Hello from nccl-gib-test-1.nccl-gib-test
Generating hostfiles for 2 hosts:
nccl-gib-test-0.nccl-gib-test
nccl-gib-test-1.nccl-gib-test
# nThread 1 nGpus 1 minBytes 8 maxBytes 1073741824 step: 2(factor) warmup iters: 50 iters: 100 agg iters: 1 validation: 1 graph: 0
#
# Using devices
# Rank 0 Group 0 Pid 1444 on nccl-gib-test-0 device 0 [0000:8f:00] NVIDIA B200
# Rank 1 Group 0 Pid 1415 on nccl-gib-test-1 device 0 [0000:8f:00] NVIDIA B200
NCCL version 2.26.6+cuda12.8
#
# out-of-place in-place
# size count type redop root time algbw busbw #wrong time algbw busbw #wrong
# (B) (elements) (us) (GB/s) (GB/s) (us) (GB/s) (GB/s)
0 0 float none -1 0.06 0.00 0.00 0 0.06 0.00 0.00 0
0 0 float none -1 0.06 0.00 0.00 0 0.06 0.00 0.00 0
32 4 float none -1 14.18 0.00 0.00 0 14.12 0.00 0.00 0
64 8 float none -1 14.30 0.00 0.00 0 14.12 0.00 0.00 0
128 16 float none -1 14.16 0.01 0.00 0 14.14 0.01 0.00 0
256 32 float none -1 14.32 0.02 0.01 0 14.37 0.02 0.01 0
512 64 float none -1 14.46 0.04 0.02 0 14.25 0.04 0.02 0
1024 128 float none -1 14.44 0.07 0.04 0 14.49 0.07 0.04 0
2048 256 float none -1 14.89 0.14 0.07 0 14.53 0.14 0.07 0
4096 512 float none -1 15.35 0.27 0.13 0 15.15 0.27 0.14 0
8192 1024 float none -1 17.06 0.48 0.24 0 16.80 0.49 0.24 0
16384 2048 float none -1 18.65 0.88 0.44 0 18.15 0.90 0.45 0
32768 4096 float none -1 19.29 1.70 0.85 0 19.22 1.70 0.85 0
65536 8192 float none -1 22.30 2.94 1.47 0 22.05 2.97 1.49 0
131072 16384 float none -1 28.69 4.57 2.28 0 28.35 4.62 2.31 0
262144 32768 float none -1 30.96 8.47 4.23 0 30.25 8.67 4.33 0
524288 65536 float none -1 37.04 14.16 7.08 0 34.90 15.02 7.51 0
1048576 131072 float none -1 46.45 22.58 11.29 0 43.78 23.95 11.98 0
2097152 262144 float none -1 63.16 33.21 16.60 0 59.59 35.19 17.60 0
4194304 524288 float none -1 101.5 41.31 20.66 0 93.90 44.67 22.33 0
8388608 1048576 float none -1 150.1 55.87 27.93 0 142.9 58.68 29.34 0
16777216 2097152 float none -1 268.2 62.56 31.28 0 252.5 66.43 33.22 0
33554432 4194304 float none -1 519.5 64.59 32.29 0 484.5 69.26 34.63 0
67108864 8388608 float none -1 1019.6 65.82 32.91 0 931.9 72.02 36.01 0
134217728 16777216 float none -1 1989.8 67.45 33.73 0 1746.0 76.87 38.44 0
268435456 33554432 float none -1 3842.6 69.86 34.93 0 3208.5 83.66 41.83 0
536870912 67108864 float none -1 7502.0 71.56 35.78 0 6146.5 87.35 43.67 0
1073741824 134217728 float none -1 14640 73.35 36.67 0 11892 90.29 45.14 0
# Out of bounds values : 0 OK
# Avg bus bandwidth : 12.5463
#
They now connect!
Conclusion
Using both DraNet and the Nvidia DRA libraries in combination is a way to quickly allocate both GPUs and RDMA devices in order to create interconnected workloads that can span multiple nodes.
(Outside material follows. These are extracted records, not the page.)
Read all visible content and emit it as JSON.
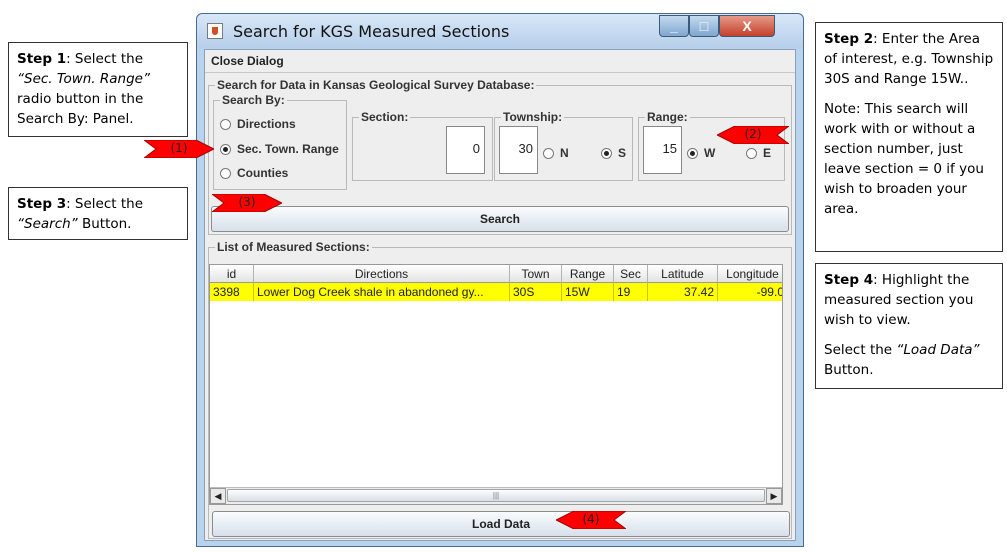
{
  "window": {
    "title": "Search for KGS Measured Sections",
    "menu_close": "Close Dialog",
    "btn_min": "_",
    "btn_max": "□",
    "btn_close": "X"
  },
  "search_panel": {
    "label": "Search for Data in Kansas Geological Survey Database:",
    "search_by": {
      "label": "Search By:",
      "options": [
        {
          "label": "Directions",
          "selected": false
        },
        {
          "label": "Sec. Town. Range",
          "selected": true
        },
        {
          "label": "Counties",
          "selected": false
        }
      ]
    },
    "section": {
      "label": "Section:",
      "value": "0"
    },
    "township": {
      "label": "Township:",
      "value": "30",
      "dir_n": "N",
      "dir_s": "S",
      "selected": "S"
    },
    "range": {
      "label": "Range:",
      "value": "15",
      "dir_w": "W",
      "dir_e": "E",
      "selected": "W"
    },
    "search_button": "Search"
  },
  "list_panel": {
    "label": "List of Measured Sections:",
    "columns": [
      "id",
      "Directions",
      "Town",
      "Range",
      "Sec",
      "Latitude",
      "Longitude"
    ],
    "rows": [
      {
        "id": "3398",
        "directions": "Lower Dog Creek shale in abandoned gy...",
        "town": "30S",
        "range": "15W",
        "sec": "19",
        "latitude": "37.42",
        "longitude": "-99.0"
      }
    ],
    "scroll_left": "◀",
    "scroll_right": "▶",
    "scroll_thumb": "|||",
    "load_button": "Load Data"
  },
  "callouts": {
    "step1": {
      "head": "Step 1",
      "pre": ": Select the ",
      "em": "“Sec. Town. Range”",
      "post": " radio button in the Search By: Panel."
    },
    "step2": {
      "head": "Step 2",
      "text": ": Enter the Area of interest, e.g. Township 30S and Range 15W..",
      "note": "Note: This search will work with or without a section number, just leave section = 0 if you wish to broaden your area."
    },
    "step3": {
      "head": "Step 3",
      "pre": ": Select the ",
      "em": "“Search”",
      "post": " Button."
    },
    "step4": {
      "head": "Step 4",
      "text": ": Highlight the measured section you wish to view.",
      "pre2": "Select the ",
      "em2": "“Load Data”",
      "post2": " Button."
    }
  },
  "arrows": [
    "(1)",
    "(2)",
    "(3)",
    "(4)"
  ],
  "colors": {
    "highlight_row": "#ffff00",
    "arrow_fill": "#ff0000"
  }
}
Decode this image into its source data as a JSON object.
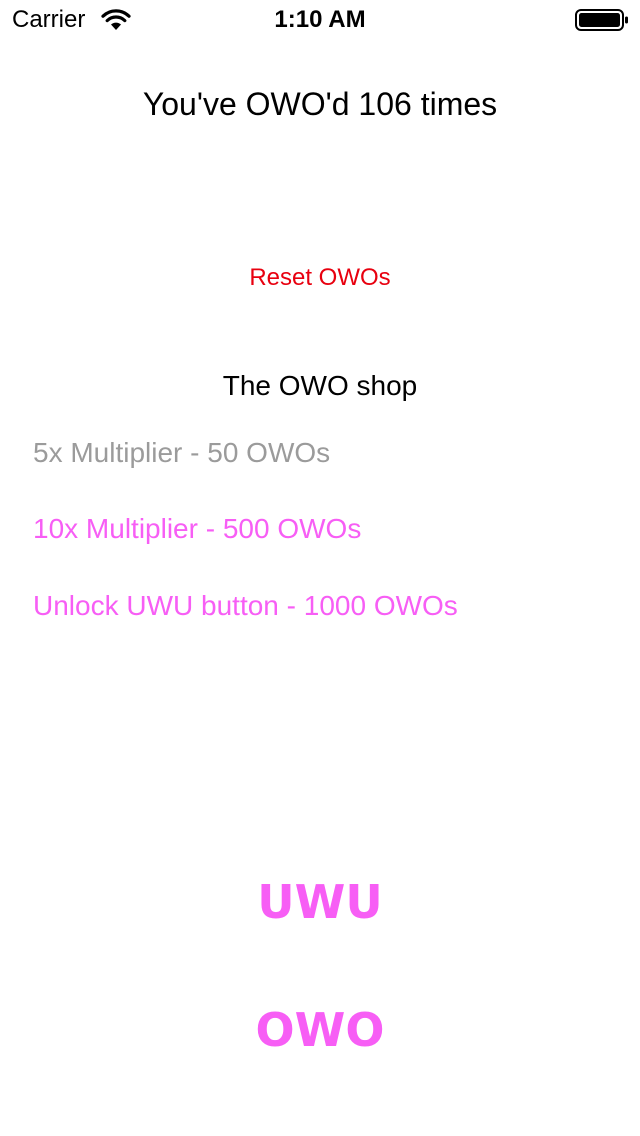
{
  "status_bar": {
    "carrier": "Carrier",
    "time": "1:10 AM",
    "wifi_icon": "wifi-icon",
    "battery_icon": "battery-full-icon"
  },
  "counter_text": "You've OWO'd 106 times",
  "reset_label": "Reset OWOs",
  "shop": {
    "title": "The OWO shop",
    "items": [
      {
        "label": "5x Multiplier - 50 OWOs",
        "state": "disabled"
      },
      {
        "label": "10x Multiplier - 500 OWOs",
        "state": "enabled"
      },
      {
        "label": "Unlock UWU button - 1000 OWOs",
        "state": "enabled"
      }
    ]
  },
  "uwu_button": "UWU",
  "owo_button": "OWO",
  "colors": {
    "accent_pink": "#f75ef5",
    "reset_red": "#e8000f",
    "disabled_gray": "#9b9b9b"
  }
}
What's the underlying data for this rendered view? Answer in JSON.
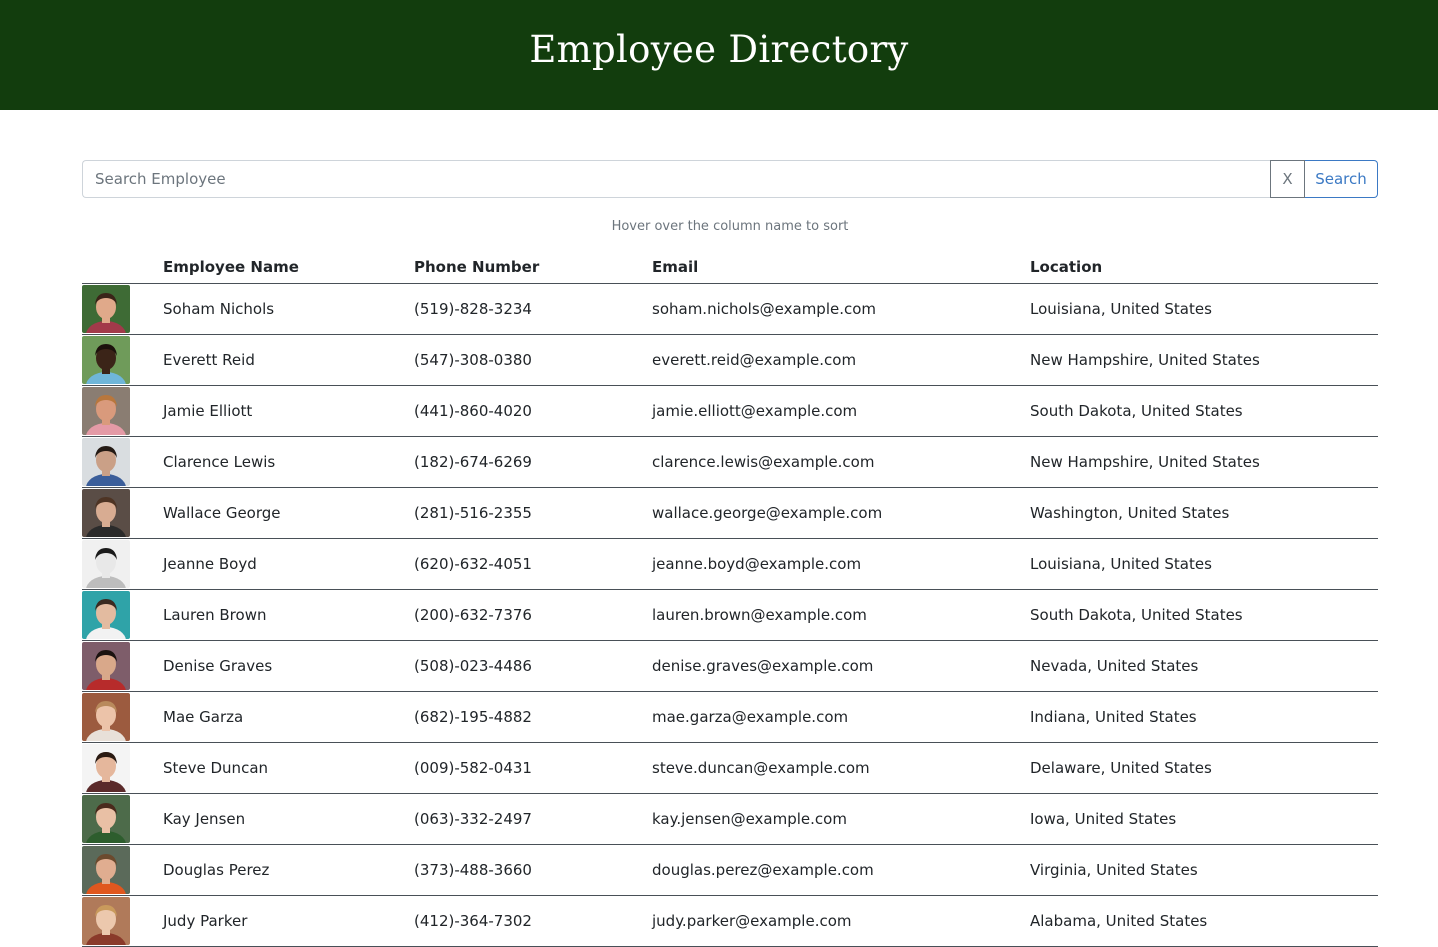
{
  "header": {
    "title": "Employee Directory"
  },
  "search": {
    "placeholder": "Search Employee",
    "value": "",
    "clear_label": "X",
    "submit_label": "Search",
    "hint": "Hover over the column name to sort"
  },
  "table": {
    "columns": [
      "",
      "Employee Name",
      "Phone Number",
      "Email",
      "Location"
    ],
    "rows": [
      {
        "name": "Soham Nichols",
        "phone": "(519)-828-3234",
        "email": "soham.nichols@example.com",
        "location": "Louisiana, United States",
        "avatar": {
          "bg": "#3e6b35",
          "skin": "#e0a98a",
          "hair": "#3a2418",
          "shirt": "#a23a4a"
        }
      },
      {
        "name": "Everett Reid",
        "phone": "(547)-308-0380",
        "email": "everett.reid@example.com",
        "location": "New Hampshire, United States",
        "avatar": {
          "bg": "#6f9b5a",
          "skin": "#3b2418",
          "hair": "#1c120c",
          "shirt": "#6fb6d9"
        }
      },
      {
        "name": "Jamie Elliott",
        "phone": "(441)-860-4020",
        "email": "jamie.elliott@example.com",
        "location": "South Dakota, United States",
        "avatar": {
          "bg": "#8a7d72",
          "skin": "#d99a7c",
          "hair": "#b8773d",
          "shirt": "#e49aa6"
        }
      },
      {
        "name": "Clarence Lewis",
        "phone": "(182)-674-6269",
        "email": "clarence.lewis@example.com",
        "location": "New Hampshire, United States",
        "avatar": {
          "bg": "#d9dde0",
          "skin": "#caa087",
          "hair": "#241a14",
          "shirt": "#3b5e9a"
        }
      },
      {
        "name": "Wallace George",
        "phone": "(281)-516-2355",
        "email": "wallace.george@example.com",
        "location": "Washington, United States",
        "avatar": {
          "bg": "#5a4d46",
          "skin": "#d8ac92",
          "hair": "#4e3424",
          "shirt": "#2b2b2b"
        }
      },
      {
        "name": "Jeanne Boyd",
        "phone": "(620)-632-4051",
        "email": "jeanne.boyd@example.com",
        "location": "Louisiana, United States",
        "avatar": {
          "bg": "#f0f0f0",
          "skin": "#e8e8e8",
          "hair": "#1a1a1a",
          "shirt": "#bdbdbd"
        }
      },
      {
        "name": "Lauren Brown",
        "phone": "(200)-632-7376",
        "email": "lauren.brown@example.com",
        "location": "South Dakota, United States",
        "avatar": {
          "bg": "#2fa3a8",
          "skin": "#e3bba0",
          "hair": "#3a2a20",
          "shirt": "#f2f2f2"
        }
      },
      {
        "name": "Denise Graves",
        "phone": "(508)-023-4486",
        "email": "denise.graves@example.com",
        "location": "Nevada, United States",
        "avatar": {
          "bg": "#7e5d6a",
          "skin": "#d9a88a",
          "hair": "#1b1210",
          "shirt": "#b72b2b"
        }
      },
      {
        "name": "Mae Garza",
        "phone": "(682)-195-4882",
        "email": "mae.garza@example.com",
        "location": "Indiana, United States",
        "avatar": {
          "bg": "#9c5b3f",
          "skin": "#ecc3a9",
          "hair": "#b98a5c",
          "shirt": "#e8e0d8"
        }
      },
      {
        "name": "Steve Duncan",
        "phone": "(009)-582-0431",
        "email": "steve.duncan@example.com",
        "location": "Delaware, United States",
        "avatar": {
          "bg": "#f4f4f4",
          "skin": "#e5b79c",
          "hair": "#2a1a12",
          "shirt": "#5a2a2a"
        }
      },
      {
        "name": "Kay Jensen",
        "phone": "(063)-332-2497",
        "email": "kay.jensen@example.com",
        "location": "Iowa, United States",
        "avatar": {
          "bg": "#4d6b4a",
          "skin": "#e9c0a5",
          "hair": "#4a2a1c",
          "shirt": "#2d5d2d"
        }
      },
      {
        "name": "Douglas Perez",
        "phone": "(373)-488-3660",
        "email": "douglas.perez@example.com",
        "location": "Virginia, United States",
        "avatar": {
          "bg": "#5b6a5a",
          "skin": "#e0ad90",
          "hair": "#6b4a2e",
          "shirt": "#e0571f"
        }
      },
      {
        "name": "Judy Parker",
        "phone": "(412)-364-7302",
        "email": "judy.parker@example.com",
        "location": "Alabama, United States",
        "avatar": {
          "bg": "#b07a5a",
          "skin": "#ecc8ad",
          "hair": "#c99a5c",
          "shirt": "#8a3a2a"
        }
      }
    ]
  }
}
This can be used to create workloads that span multiple nodes and take advantage of spare resources on nodes.
For instance, consider that you have 2 nodes with 8 GPUs apiece. If you ran 2 training jobs that took 6 GPUs each then you would have 4 GPUs idle. By enabling DraNet you could take advantage of those remaining 4 for another training job. Without providing the RDMA devices, these GPUs would only be able to communicate within the same node.